Creating Jesus 15: On to Antioch

We are not done with our discussion of early Christology and its development. What we have covered so far is what appears to have been the earliest Christological paradigm. It certainly isn't Nicene! In fact, we are a long way from Nicaea. I am willing to post my thoughts on the subject up to Nicaea, but that is a long haul. So let's concentrate on the foundational biblical materials and the first layer of paradigms.

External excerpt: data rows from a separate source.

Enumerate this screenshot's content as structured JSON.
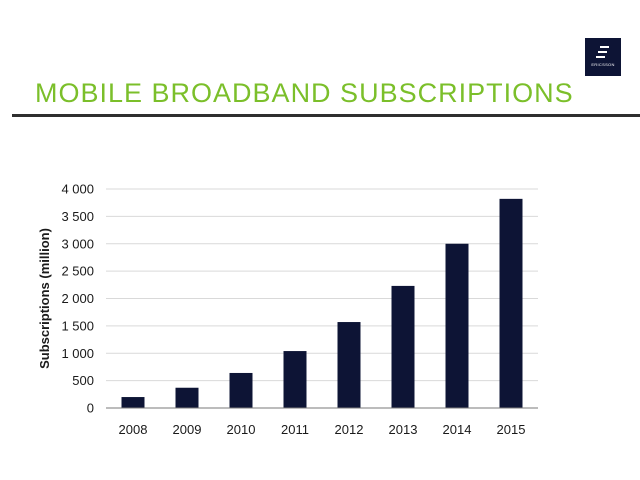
{
  "header": {
    "title": "MOBILE BROADBAND SUBSCRIPTIONS",
    "logo_text": "ERICSSON",
    "title_color": "#7bbf2a",
    "logo_color": "#0d1435"
  },
  "chart_data": {
    "type": "bar",
    "categories": [
      "2008",
      "2009",
      "2010",
      "2011",
      "2012",
      "2013",
      "2014",
      "2015"
    ],
    "values": [
      200,
      370,
      640,
      1040,
      1570,
      2230,
      3000,
      3820
    ],
    "title": "",
    "xlabel": "",
    "ylabel": "Subscriptions (million)",
    "ylim": [
      0,
      4000
    ],
    "yticks": [
      0,
      500,
      1000,
      1500,
      2000,
      2500,
      3000,
      3500,
      4000
    ],
    "ytick_labels": [
      "0",
      "500",
      "1 000",
      "1 500",
      "2 000",
      "2 500",
      "3 000",
      "3 500",
      "4 000"
    ],
    "grid": true,
    "legend": "none",
    "bar_color": "#0d1435"
  }
}
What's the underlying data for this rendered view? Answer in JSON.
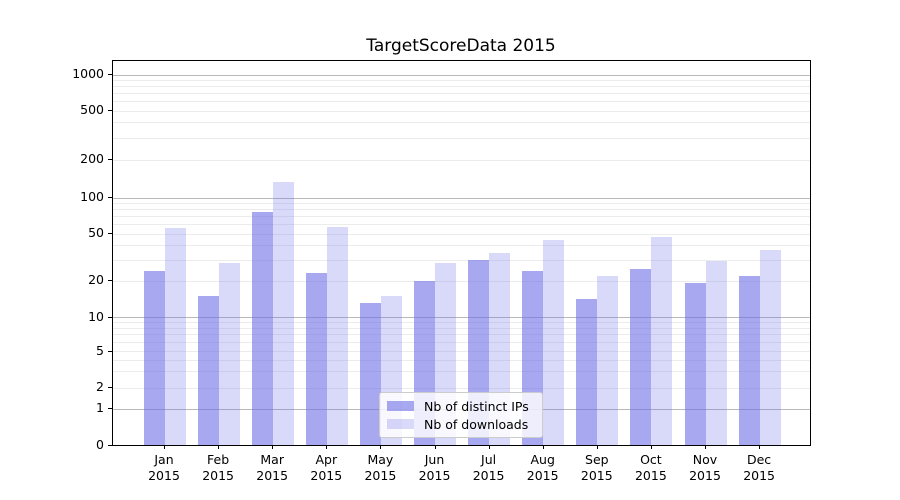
{
  "chart_data": {
    "type": "bar",
    "title": "TargetScoreData 2015",
    "categories": [
      "Jan",
      "Feb",
      "Mar",
      "Apr",
      "May",
      "Jun",
      "Jul",
      "Aug",
      "Sep",
      "Oct",
      "Nov",
      "Dec"
    ],
    "category_year": "2015",
    "series": [
      {
        "name": "Nb of distinct IPs",
        "key": "distinct-ips",
        "color": "rgba(110,110,230,0.6)",
        "values": [
          24,
          15,
          76,
          23,
          13,
          20,
          30,
          24,
          14,
          25,
          19,
          22
        ]
      },
      {
        "name": "Nb of downloads",
        "key": "downloads",
        "color": "rgba(110,110,230,0.26)",
        "values": [
          56,
          28,
          132,
          57,
          15,
          28,
          34,
          44,
          22,
          47,
          29,
          36
        ]
      }
    ],
    "yscale": "symlog",
    "y_ticks": [
      0,
      1,
      2,
      5,
      10,
      20,
      50,
      100,
      200,
      500,
      1000
    ],
    "ylim": [
      0,
      1200
    ],
    "grid": true,
    "legend_position": "lower center"
  }
}
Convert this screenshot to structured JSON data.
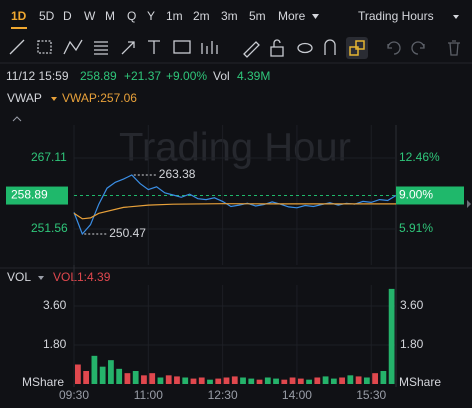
{
  "toolbar": {
    "periods": [
      "1D",
      "5D",
      "D",
      "W",
      "M",
      "Q",
      "Y",
      "1m",
      "2m",
      "3m",
      "5m"
    ],
    "more": "More",
    "session": "Trading Hours"
  },
  "quote": {
    "time": "11/12 15:59",
    "price": "258.89",
    "change": "+21.37",
    "percent": "+9.00%",
    "vol_label": "Vol",
    "vol": "4.39M"
  },
  "chart_data": [
    {
      "type": "line",
      "watermark": "Trading Hour",
      "legend_value": "VWAP:257.06",
      "xlim": [
        0,
        390
      ],
      "xticks": [
        {
          "value": 0,
          "label": "09:30"
        },
        {
          "value": 90,
          "label": "11:00"
        },
        {
          "value": 180,
          "label": "12:30"
        },
        {
          "value": 270,
          "label": "14:00"
        },
        {
          "value": 360,
          "label": "15:30"
        }
      ],
      "ylim": [
        243.68,
        274.34
      ],
      "yticks": [
        251.56,
        258.89,
        267.11
      ],
      "y2lim": [
        2.59,
        15.5
      ],
      "y2ticks": [
        {
          "value": 5.91,
          "label": "5.91%"
        },
        {
          "value": 9.0,
          "label": "9.00%"
        },
        {
          "value": 12.46,
          "label": "12.46%"
        }
      ],
      "series": [
        {
          "color": "#3b8fe6",
          "x": [
            0,
            10,
            20,
            30,
            40,
            50,
            60,
            70,
            80,
            90,
            100,
            110,
            120,
            130,
            140,
            150,
            160,
            170,
            180,
            190,
            200,
            210,
            220,
            230,
            240,
            250,
            260,
            270,
            280,
            290,
            300,
            310,
            320,
            330,
            340,
            350,
            360,
            370,
            380,
            390
          ],
          "values": [
            255.2,
            250.47,
            252.5,
            257.0,
            260.5,
            261.8,
            262.5,
            263.38,
            261.5,
            260.2,
            260.8,
            259.5,
            259.0,
            258.5,
            259.2,
            258.2,
            258.0,
            258.4,
            257.6,
            256.5,
            256.8,
            257.2,
            256.6,
            256.9,
            257.5,
            257.0,
            256.4,
            256.2,
            256.7,
            256.5,
            256.9,
            257.3,
            256.8,
            257.2,
            257.0,
            257.6,
            257.4,
            258.0,
            257.8,
            258.89
          ]
        },
        {
          "name": "VWAP",
          "color": "#e8a13a",
          "x": [
            0,
            10,
            20,
            30,
            60,
            90,
            120,
            180,
            240,
            300,
            390
          ],
          "values": [
            255.0,
            253.8,
            254.0,
            255.0,
            256.3,
            256.8,
            257.0,
            257.1,
            257.05,
            257.05,
            257.06
          ]
        }
      ],
      "annotations": [
        {
          "x": 70,
          "value": 263.38
        },
        {
          "x": 10,
          "value": 250.47
        }
      ]
    },
    {
      "type": "bar",
      "title": "VOL",
      "legend_value": "VOL1:4.39",
      "unit": "MShare",
      "xlim": [
        0,
        390
      ],
      "ylim": [
        0,
        4.57
      ],
      "yticks": [
        {
          "value": 1.8,
          "label": "1.80"
        },
        {
          "value": 3.6,
          "label": "3.60"
        }
      ],
      "x": [
        0,
        10,
        20,
        30,
        40,
        50,
        60,
        70,
        80,
        90,
        100,
        110,
        120,
        130,
        140,
        150,
        160,
        170,
        180,
        190,
        200,
        210,
        220,
        230,
        240,
        250,
        260,
        270,
        280,
        290,
        300,
        310,
        320,
        330,
        340,
        350,
        360,
        370,
        380
      ],
      "values": [
        0.9,
        0.6,
        1.3,
        0.8,
        1.1,
        0.7,
        0.5,
        0.6,
        0.4,
        0.5,
        0.3,
        0.4,
        0.35,
        0.3,
        0.25,
        0.3,
        0.2,
        0.25,
        0.3,
        0.35,
        0.3,
        0.25,
        0.2,
        0.3,
        0.25,
        0.2,
        0.3,
        0.25,
        0.2,
        0.3,
        0.35,
        0.25,
        0.3,
        0.4,
        0.35,
        0.3,
        0.5,
        0.6,
        4.39
      ],
      "colors": [
        "#e0484e",
        "#e0484e",
        "#25b36b",
        "#25b36b",
        "#25b36b",
        "#25b36b",
        "#e0484e",
        "#25b36b",
        "#e0484e",
        "#e0484e",
        "#25b36b",
        "#e0484e",
        "#e0484e",
        "#25b36b",
        "#e0484e",
        "#e0484e",
        "#25b36b",
        "#e0484e",
        "#e0484e",
        "#e0484e",
        "#25b36b",
        "#25b36b",
        "#e0484e",
        "#25b36b",
        "#25b36b",
        "#e0484e",
        "#e0484e",
        "#e0484e",
        "#25b36b",
        "#e0484e",
        "#25b36b",
        "#25b36b",
        "#e0484e",
        "#25b36b",
        "#e0484e",
        "#25b36b",
        "#e0484e",
        "#25b36b",
        "#25b36b"
      ]
    }
  ]
}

You can imagine that certain questions must have arisen almost immediately in regard to the Jerusalem paradigm and the exaltation of Jesus as the YHWH Angel. Everytime the community would read or listen to stories from their scriptures about the YHWH Angel, they must have wondered how these stories about the Angel were connected to Jesus. It is impossible for me to determine who first raised these questions, but what I do know is that their answers were already known to Paul at the time he became a primary leader and missionary of the Antiochean church. So the Antiochean Christians were definitely discussing it, and had even developed liturgies based on their answers. It is a dominant paradigm in western Syria, Asia Minor, Greece, and becomes the dominant meta-paradigm in Rome and the West. It is not unknown to some of the sources associated with Jerusalem, so whatever was going on, it was communicated between Jerusalem and Antioch.

What was the reasoning? It probably went something like this: if Jesus had been exalted at his death, becoming the YHWH Angel, he must have been the YHWH Angel in scriptures like Gen 16:7, 22:15, Ex 3:2-14, 23:20-21 too. This means that Jesus must have existed as the YHWH Angel before his earthly advent. So it must be that this YHWH Angel descended from heaven and somehow embodied Jesus at Jesus' conception or birth.

This is what the much-debated Phil hymn is all about (2:5-7). Jesus had been in the form of God and did not count equality with God a thing to be grasped. This is a reference to the YHWH Angel who is God's manifestation or equivalent. This divine being empties himself and is born in the likeness of men.